Myanmar rebels says dozens of junta forces surrender, captured

At least 28 policemen gave up their weapons and surrendered to the Arakan Army, while 10 soldiers were arrested

Reuters
Published : 15 Nov 2023, 04:47 AM
Updated : 15 Nov 2023, 04:47 AM

Dozens of members of the Myanmar security forces have surrendered or been captured, a rebel group said on Wednesday, as a coordinated offensive by insurgent groups battling the junta gathers pace in several parts of the country.

At least 28 policemen gave up their weapons and surrendered to the Arakan Army (AA), while 10 soldiers were arrested, said the group which is fighting for autonomy in Rakhine State in western Myanmar.

Reuters could not independently verify the information from the AA, which is one of three ethnic minority insurgent groups that launched a coordinated offensive against junta forces in late October.

A curfew has been imposed in the Rakhine State capital Sittwe, where military tanks have been sighted, the administration there said.

The rebels have captured some towns and military posts, including on the border with China, presenting the junta with its biggest test since the military took power in a 2021 coup, ousting an elected government led by Nobel laureate Aung San Suu Kyi.

A junta spokesperson, Zaw Min Tun, on Tuesday accused the rebel groups of "destroying the whole country" and said reports of captured military posts were "propaganda".

"The enemies retreated after they lost soldiers. We are trying to combine small posts strategically," he said.

The spokesperson said fighting was going on in Shan, Rakhine and Kayah states. He did not comment on reports of junta forces surrendering.

Fighting has also been reported in Chin State in the northwest, where 43 Myanmar soldiers crossed into the Indian state of Mizoram after a rebel attack, a police official in Mizoram said.

Most of the Myanmar soldiers were flown by Indian forces to another point on the border and handed back to Myanmar authorities, said an Indian security official who declined to be identified.
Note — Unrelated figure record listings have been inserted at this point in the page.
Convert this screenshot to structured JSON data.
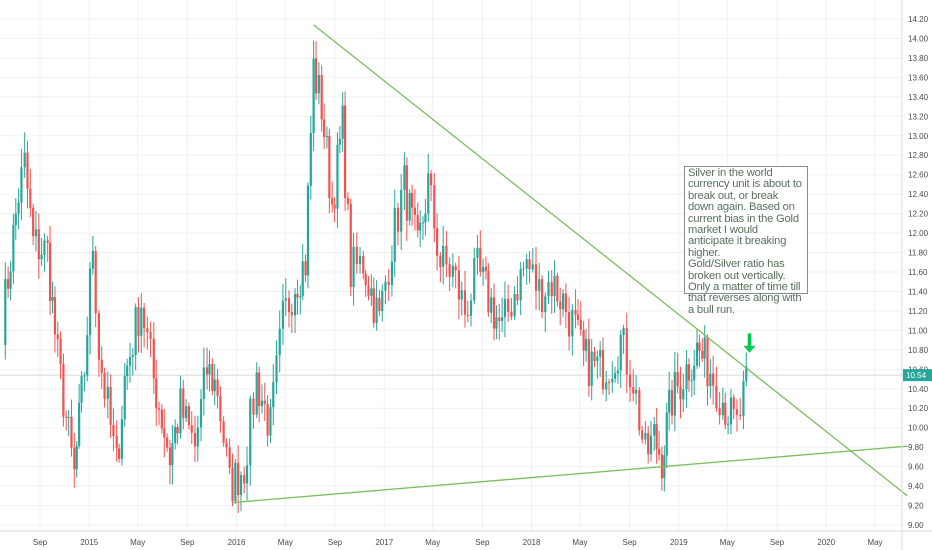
{
  "chart_data": {
    "type": "candlestick",
    "title": "",
    "xlabel": "",
    "ylabel": "",
    "ylim": [
      8.98,
      14.32
    ],
    "grid": true,
    "y_ticks": [
      "9.00",
      "9.20",
      "9.40",
      "9.60",
      "9.80",
      "10.00",
      "10.20",
      "10.40",
      "10.60",
      "10.80",
      "11.00",
      "11.20",
      "11.40",
      "11.60",
      "11.80",
      "12.00",
      "12.20",
      "12.40",
      "12.60",
      "12.80",
      "13.00",
      "13.20",
      "13.40",
      "13.60",
      "13.80",
      "14.00",
      "14.20"
    ],
    "x_ticks": [
      {
        "label": "Sep",
        "date": "2014-09"
      },
      {
        "label": "2015",
        "date": "2015-01"
      },
      {
        "label": "May",
        "date": "2015-05"
      },
      {
        "label": "Sep",
        "date": "2015-09"
      },
      {
        "label": "2016",
        "date": "2016-01"
      },
      {
        "label": "May",
        "date": "2016-05"
      },
      {
        "label": "Sep",
        "date": "2016-09"
      },
      {
        "label": "2017",
        "date": "2017-01"
      },
      {
        "label": "May",
        "date": "2017-05"
      },
      {
        "label": "Sep",
        "date": "2017-09"
      },
      {
        "label": "2018",
        "date": "2018-01"
      },
      {
        "label": "May",
        "date": "2018-05"
      },
      {
        "label": "Sep",
        "date": "2018-09"
      },
      {
        "label": "2019",
        "date": "2019-01"
      },
      {
        "label": "May",
        "date": "2019-05"
      },
      {
        "label": "Sep",
        "date": "2019-09"
      },
      {
        "label": "2020",
        "date": "2020-01"
      },
      {
        "label": "May",
        "date": "2020-05"
      }
    ],
    "last_price": "10.54",
    "colors": {
      "up": "#26a69a",
      "down": "#ef5350",
      "trendline": "#7cbc5f",
      "arrow": "#00c853",
      "grid": "#eef0f3",
      "badge": "#26a69a"
    },
    "trendlines": [
      {
        "name": "upper-trendline",
        "points": [
          {
            "date": "2016-07-10",
            "value": 14.14
          },
          {
            "date": "2020-07-20",
            "value": 9.3
          }
        ]
      },
      {
        "name": "lower-trendline",
        "points": [
          {
            "date": "2015-12-20",
            "value": 9.23
          },
          {
            "date": "2020-07-20",
            "value": 9.81
          }
        ]
      }
    ],
    "arrow": {
      "date": "2019-06-25",
      "value_top": 10.97,
      "value_bottom": 10.77
    },
    "segments": [
      [
        "2014-06-01",
        11.1
      ],
      [
        "2014-07-10",
        12.4
      ],
      [
        "2014-07-25",
        12.7
      ],
      [
        "2014-08-15",
        11.9
      ],
      [
        "2014-09-20",
        11.8
      ],
      [
        "2014-10-15",
        10.7
      ],
      [
        "2014-11-05",
        10.1
      ],
      [
        "2014-11-25",
        9.5
      ],
      [
        "2014-12-20",
        10.6
      ],
      [
        "2015-01-10",
        11.9
      ],
      [
        "2015-01-25",
        10.8
      ],
      [
        "2015-03-10",
        9.6
      ],
      [
        "2015-03-30",
        10.5
      ],
      [
        "2015-05-10",
        11.3
      ],
      [
        "2015-06-10",
        10.5
      ],
      [
        "2015-07-20",
        9.7
      ],
      [
        "2015-08-15",
        10.2
      ],
      [
        "2015-09-20",
        9.8
      ],
      [
        "2015-10-20",
        10.6
      ],
      [
        "2015-11-15",
        10.4
      ],
      [
        "2015-12-15",
        9.4
      ],
      [
        "2016-01-20",
        9.6
      ],
      [
        "2016-02-20",
        10.5
      ],
      [
        "2016-03-25",
        10.0
      ],
      [
        "2016-04-25",
        11.1
      ],
      [
        "2016-05-25",
        11.5
      ],
      [
        "2016-06-20",
        11.7
      ],
      [
        "2016-07-10",
        13.7
      ],
      [
        "2016-07-30",
        13.3
      ],
      [
        "2016-08-25",
        12.3
      ],
      [
        "2016-09-20",
        13.1
      ],
      [
        "2016-10-10",
        11.6
      ],
      [
        "2016-11-10",
        11.7
      ],
      [
        "2016-12-20",
        11.1
      ],
      [
        "2017-01-20",
        11.9
      ],
      [
        "2017-02-20",
        12.5
      ],
      [
        "2017-03-25",
        11.8
      ],
      [
        "2017-04-20",
        12.5
      ],
      [
        "2017-05-20",
        11.7
      ],
      [
        "2017-06-20",
        11.6
      ],
      [
        "2017-07-20",
        11.2
      ],
      [
        "2017-08-20",
        11.6
      ],
      [
        "2017-09-10",
        11.4
      ],
      [
        "2017-10-20",
        11.0
      ],
      [
        "2017-11-20",
        11.4
      ],
      [
        "2017-12-20",
        11.7
      ],
      [
        "2018-01-20",
        11.4
      ],
      [
        "2018-02-20",
        11.5
      ],
      [
        "2018-03-20",
        11.3
      ],
      [
        "2018-04-20",
        11.0
      ],
      [
        "2018-05-10",
        10.7
      ],
      [
        "2018-06-20",
        10.6
      ],
      [
        "2018-07-20",
        10.7
      ],
      [
        "2018-08-10",
        10.9
      ],
      [
        "2018-09-10",
        10.5
      ],
      [
        "2018-10-10",
        9.7
      ],
      [
        "2018-11-01",
        9.9
      ],
      [
        "2018-11-20",
        9.7
      ],
      [
        "2018-12-15",
        10.3
      ],
      [
        "2019-01-20",
        10.6
      ],
      [
        "2019-02-15",
        10.8
      ],
      [
        "2019-03-20",
        10.6
      ],
      [
        "2019-04-20",
        10.3
      ],
      [
        "2019-05-10",
        10.1
      ],
      [
        "2019-05-25",
        10.0
      ],
      [
        "2019-06-10",
        10.3
      ],
      [
        "2019-06-25",
        10.5
      ]
    ]
  },
  "annotation": {
    "text": "Silver in the world currency unit is about to break out, or break down again. Based on current bias in the Gold market I would anticipate it breaking higher.\nGold/Silver ratio has broken out vertically.\nOnly a matter of time till that reverses along with a bull run."
  }
}
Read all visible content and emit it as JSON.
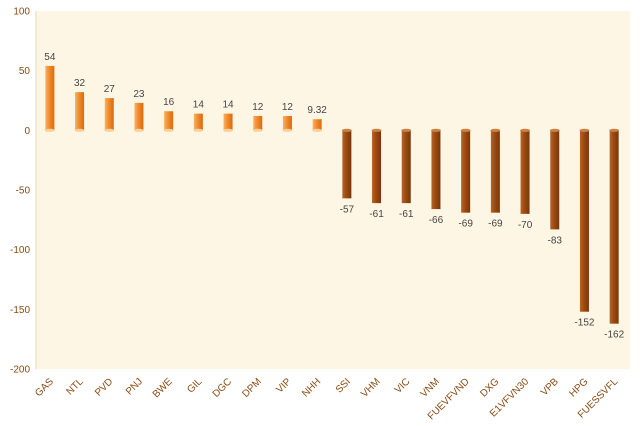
{
  "chart_data": {
    "type": "bar",
    "title": "",
    "xlabel": "",
    "ylabel": "",
    "ylim": [
      -200,
      100
    ],
    "yticks": [
      100,
      50,
      0,
      -50,
      -100,
      -150,
      -200
    ],
    "grid": false,
    "categories": [
      "GAS",
      "NTL",
      "PVD",
      "PNJ",
      "BWE",
      "GIL",
      "DGC",
      "DPM",
      "VIP",
      "NHH",
      "SSI",
      "VHM",
      "VIC",
      "VNM",
      "FUEVFVND",
      "DXG",
      "E1VFVN30",
      "VPB",
      "HPG",
      "FUESSVFL"
    ],
    "values": [
      54,
      32,
      27,
      23,
      16,
      14,
      14,
      12,
      12,
      9.32,
      -57,
      -61,
      -61,
      -66,
      -69,
      -69,
      -70,
      -83,
      -152,
      -162
    ],
    "value_labels": [
      "54",
      "32",
      "27",
      "23",
      "16",
      "14",
      "14",
      "12",
      "12",
      "9.32",
      "-57",
      "-61",
      "-61",
      "-66",
      "-69",
      "-69",
      "-70",
      "-83",
      "-152",
      "-162"
    ],
    "colors": {
      "plot_background": "#fef6e4",
      "positive_bar": "#f28a2a",
      "negative_bar": "#9a4a10",
      "axis_text": "#8a4a12",
      "value_text": "#444444"
    }
  }
}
Myanmar's military-appointed president last week said the country was at risk of breaking apart because of an ineffective response to the rebellion by fighters the generals denounce as "terrorists".

The military has for decades said it is the only institution capable of holding diverse Myanmar together. Critics of military rule dismiss that and call instead for a democratic, federal system.